Where are the HIV Alerts of this world providing accurate, actionable information on the virus? Where are the apps? Where are the websites? Where are the Public Service Announcements on Youtube? Why are we not working to stop HIV, the way we worked together to stop Ebola? Where is Nollywood and the musicians? Information is power; power to remain HIV negative; power to keep PLWHA positive about life; power to halt the spread of the virus.
Lesson Three: Make it deliberate. The only time when it was compulsory for me to take an HIV test was during pregnancy. It was at a private hospital. The HIV test was part of the routine tests.
In the recent report submitted to UNAIDS, women account for the highest demography with HIV. This must mean something. We may have this high number for women as a result of the “deliberateness” involved in carrying out HIV tests during pregnancy. Hence, it is likely that more women test. So, I ask myself, if there is a higher number of females who are HIV positive, what has NACA done about that? What are the NGOs working on the field doing to ensure that Nigerian women are able to negotiate safer sex? How can we reduce this figure?
These questions also lead me to a bigger question. For men who are not subjected to prenatal HIV tests, how do you make the deliberate effort to get them tested? Is there a deliberate plan to ensure that everyone, every Nigerian takes an HIV test? Can we be deliberate about HIV the way we were deliberate in combating Ebola and booting it out of our country?

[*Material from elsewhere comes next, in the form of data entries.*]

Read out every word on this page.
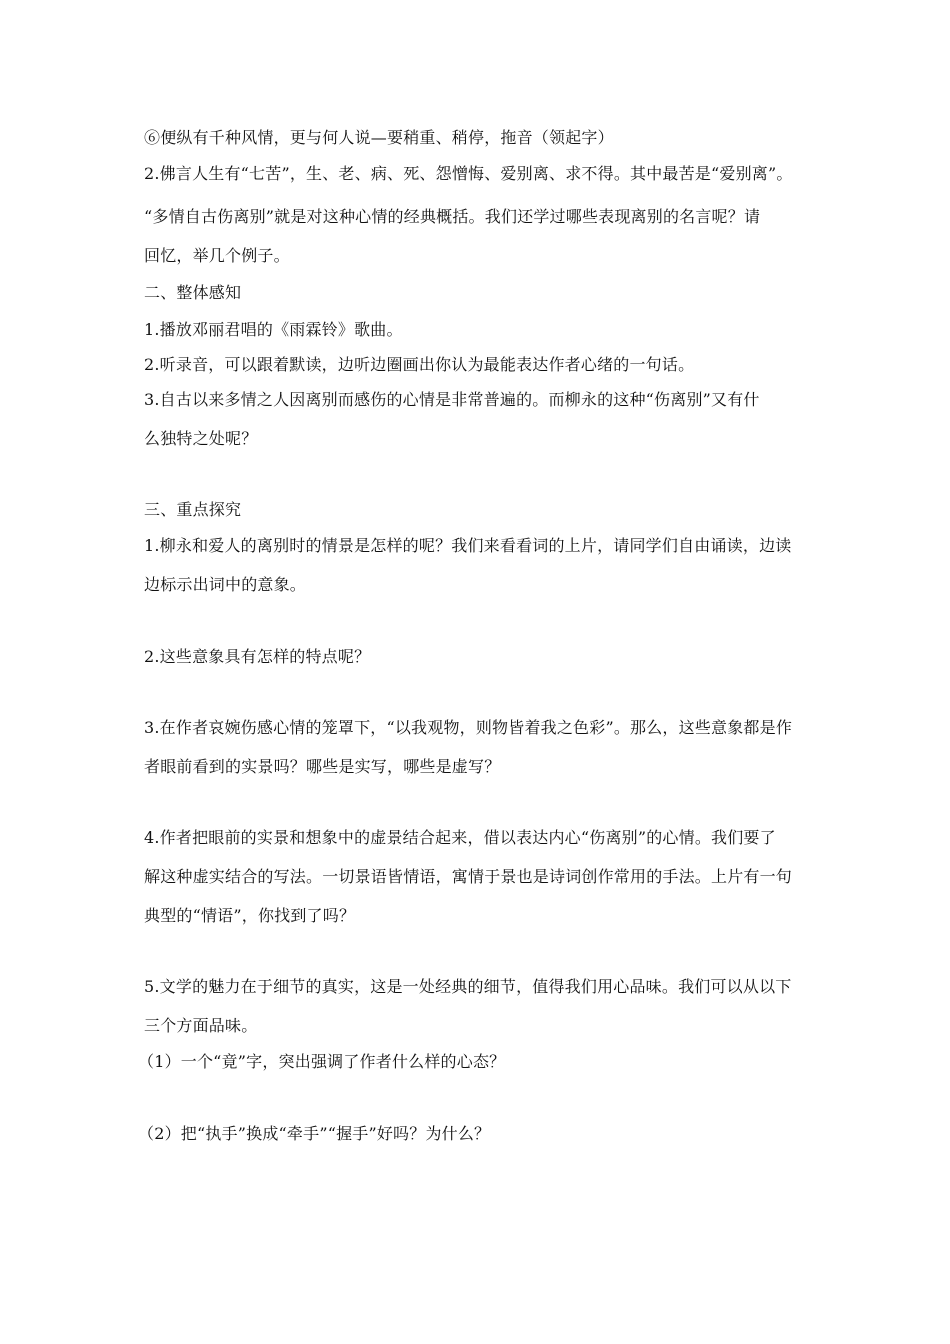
⑥便纵有千种风情，更与何人说—要稍重、稍停，拖音（领起字）
2.佛言人生有“七苦”，生、老、病、死、怨憎悔、爱别离、求不得。其中最苦是“爱别离”。
“多情自古伤离别”就是对这种心情的经典概括。我们还学过哪些表现离别的名言呢？请
回忆，举几个例子。
二、整体感知
1.播放邓丽君唱的《雨霖铃》歌曲。
2.听录音，可以跟着默读，边听边圈画出你认为最能表达作者心绪的一句话。
3.自古以来多情之人因离别而感伤的心情是非常普遍的。而柳永的这种“伤离别”又有什
么独特之处呢？
三、重点探究
1.柳永和爱人的离别时的情景是怎样的呢？我们来看看词的上片，请同学们自由诵读，边读
边标示出词中的意象。
2.这些意象具有怎样的特点呢？
3.在作者哀婉伤感心情的笼罩下，“以我观物，则物皆着我之色彩”。那么，这些意象都是作
者眼前看到的实景吗？哪些是实写，哪些是虚写？
4.作者把眼前的实景和想象中的虚景结合起来，借以表达内心“伤离别”的心情。我们要了
解这种虚实结合的写法。一切景语皆情语，寓情于景也是诗词创作常用的手法。上片有一句
典型的“情语”，你找到了吗？
5.文学的魅力在于细节的真实，这是一处经典的细节，值得我们用心品味。我们可以从以下
三个方面品味。
（1）一个“竟”字，突出强调了作者什么样的心态？
（2）把“执手”换成“牵手”“握手”好吗？为什么？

Lesson Four: Accountability. “Nigeria requires an investment of 46 billion dollars over the next 15 years to prevent 2.8 million new HIV infections and 2.1 million AIDS related deaths,” Dr Bilali Camara, UNAIDS Country Director, announced in September. However, one wonders, what has happened to the billions that have been spent in the past? It seems to me that the challenge with fighting the virus is not lack of money but how to spend the money; how to make the impact of the funds felt by those who truly need it.
With Ebola, it was not business-as-usual, Nigerian style; maybe that is why we do not have an Ebola Day, yet. If Nigeria will tackle HIV, it will not be business-as-usual, things have to change, deliberately too. All parties must work together: NACA, the Ministries, government, the media and individuals. And it will not change by wearing a red ribbon, or with NACA just celebrating with a Church Service on November 30, or with us just marking today as World AIDS Day.